Se escuchan con fruición los relatos orales
en guaraní que transmiten al oyente su carga de invención mítica e imaginativa
o el virtuosismo de la improvisación y variación sobre los temas tradicionales,
pero se leen con dificultad los relatos escritos. A éstos se les exige además
linearidad y fidelidad a los hechos históricos en los que dichos relatos
deberían forzosamente estar inspirados y ser su comentario, según este adusto
criterio patriarcalista.
Hijo
de hombre está
fuera de estos cánones adustos y patriarcalistas, los pone en cuestión narrando
en potencial más que en indicativo, y tensa esos polos que listábamos al
principio de este trabajo entre oralidad y escritura, guaraní y castellano,
modernidad y arcaísmo, mito e historia, novela y relato popular.

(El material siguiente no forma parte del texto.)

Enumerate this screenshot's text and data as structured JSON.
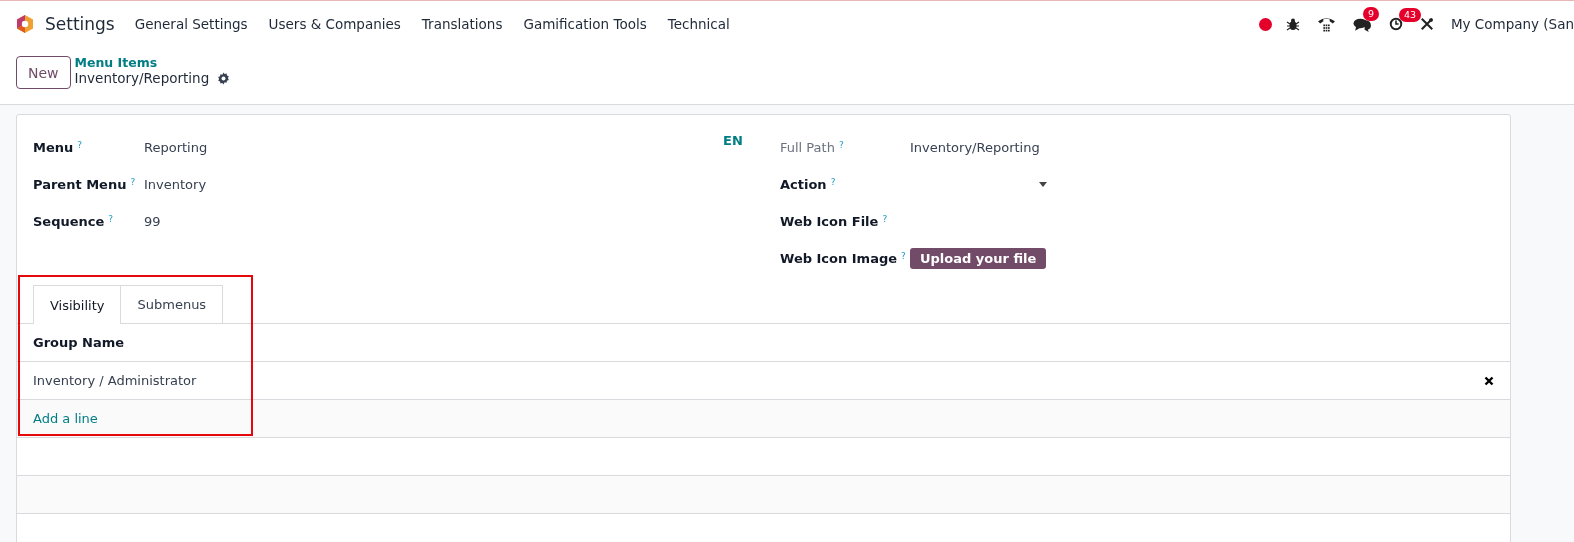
{
  "navbar": {
    "app_name": "Settings",
    "menu": [
      "General Settings",
      "Users & Companies",
      "Translations",
      "Gamification Tools",
      "Technical"
    ],
    "messages_count": "9",
    "activities_count": "43",
    "company": "My Company (San"
  },
  "control_panel": {
    "new_button": "New",
    "breadcrumb": "Menu Items",
    "record_title": "Inventory/Reporting"
  },
  "form": {
    "left_fields": [
      {
        "label": "Menu",
        "help": "?",
        "value": "Reporting"
      },
      {
        "label": "Parent Menu",
        "help": "?",
        "value": "Inventory"
      },
      {
        "label": "Sequence",
        "help": "?",
        "value": "99"
      }
    ],
    "language": "EN",
    "right_fields": [
      {
        "kind": "readonly",
        "label": "Full Path",
        "help": "?",
        "value": "Inventory/Reporting"
      },
      {
        "kind": "select",
        "label": "Action",
        "help": "?"
      },
      {
        "kind": "text",
        "label": "Web Icon File",
        "help": "?"
      },
      {
        "kind": "upload",
        "label": "Web Icon Image",
        "help": "?",
        "button": "Upload your file"
      }
    ]
  },
  "tabs": [
    {
      "label": "Visibility",
      "selected": true
    },
    {
      "label": "Submenus",
      "selected": false
    }
  ],
  "table": {
    "columns": [
      "Group Name"
    ],
    "rows": [
      {
        "cells": [
          "Inventory / Administrator"
        ]
      }
    ],
    "add_line": "Add a line"
  }
}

La memoria, en
estos juegos de opuestos, se vuelve relevante como quaestio e
irrelevante como tesis. ¿Qué, si no, puede jurarse que ha ocurrido con el
tren que llevaba a los insurrectos, que fue delatado por el telegrafista de la
estación y sofocado por una máquina cargada de explosivos? ¿Qué de ese
vagón que, se dice, atravesó la planicie seca y cuarteada y se internó para
siempre en la selva sirviendo de refugio a un intrépido hombre, a una mujer y a
un niño que escaparon de la opresión del yerbatal? Así, y con esto termino,
diría uno de los narradores de Hijo de hombre que testimonia sobre el
testimonio:
Meras conjeturas, versiones, ecos deformados.

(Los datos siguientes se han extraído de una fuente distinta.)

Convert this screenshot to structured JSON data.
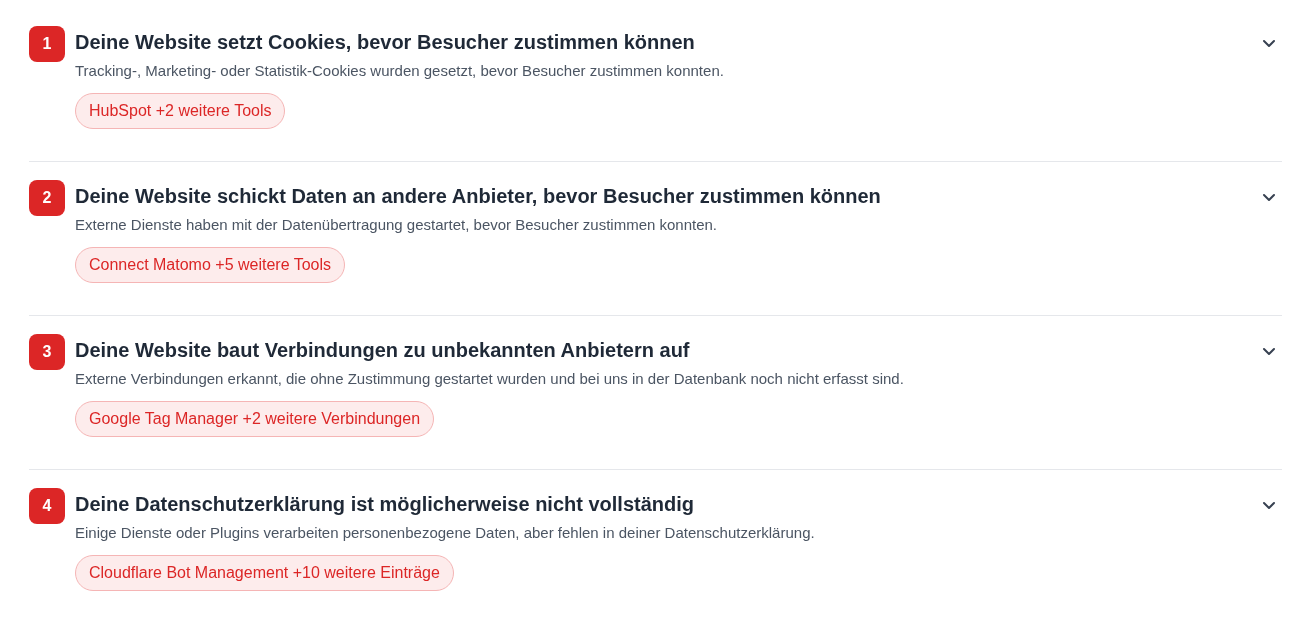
{
  "issues": [
    {
      "number": "1",
      "title": "Deine Website setzt Cookies, bevor Besucher zustimmen können",
      "description": "Tracking-, Marketing- oder Statistik-Cookies wurden gesetzt, bevor Besucher zustimmen konnten.",
      "tag": "HubSpot +2 weitere Tools"
    },
    {
      "number": "2",
      "title": "Deine Website schickt Daten an andere Anbieter, bevor Besucher zustimmen können",
      "description": "Externe Dienste haben mit der Datenübertragung gestartet, bevor Besucher zustimmen konnten.",
      "tag": "Connect Matomo +5 weitere Tools"
    },
    {
      "number": "3",
      "title": "Deine Website baut Verbindungen zu unbekannten Anbietern auf",
      "description": "Externe Verbindungen erkannt, die ohne Zustimmung gestartet wurden und bei uns in der Datenbank noch nicht erfasst sind.",
      "tag": "Google Tag Manager +2 weitere Verbindungen"
    },
    {
      "number": "4",
      "title": "Deine Datenschutzerklärung ist möglicherweise nicht vollständig",
      "description": "Einige Dienste oder Plugins verarbeiten personenbezogene Daten, aber fehlen in deiner Datenschutzerklärung.",
      "tag": "Cloudflare Bot Management +10 weitere Einträge"
    }
  ]
}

Acaso los hechos fueran más simples. Ya no era posible saberlo. (…) No quedaban
más que vestigios, sombras, testimonios incoherentes. Ese vagón hacia el cual
me encaminaba
tras el único baqueano que podía llevarme
hacia él, era uno de esos vestigios irreales de la historia. No esperaba
encontrarlo; más aún, no creía en su existencia, muñón de un mito o leyenda que
alguien había enterrado en la selva.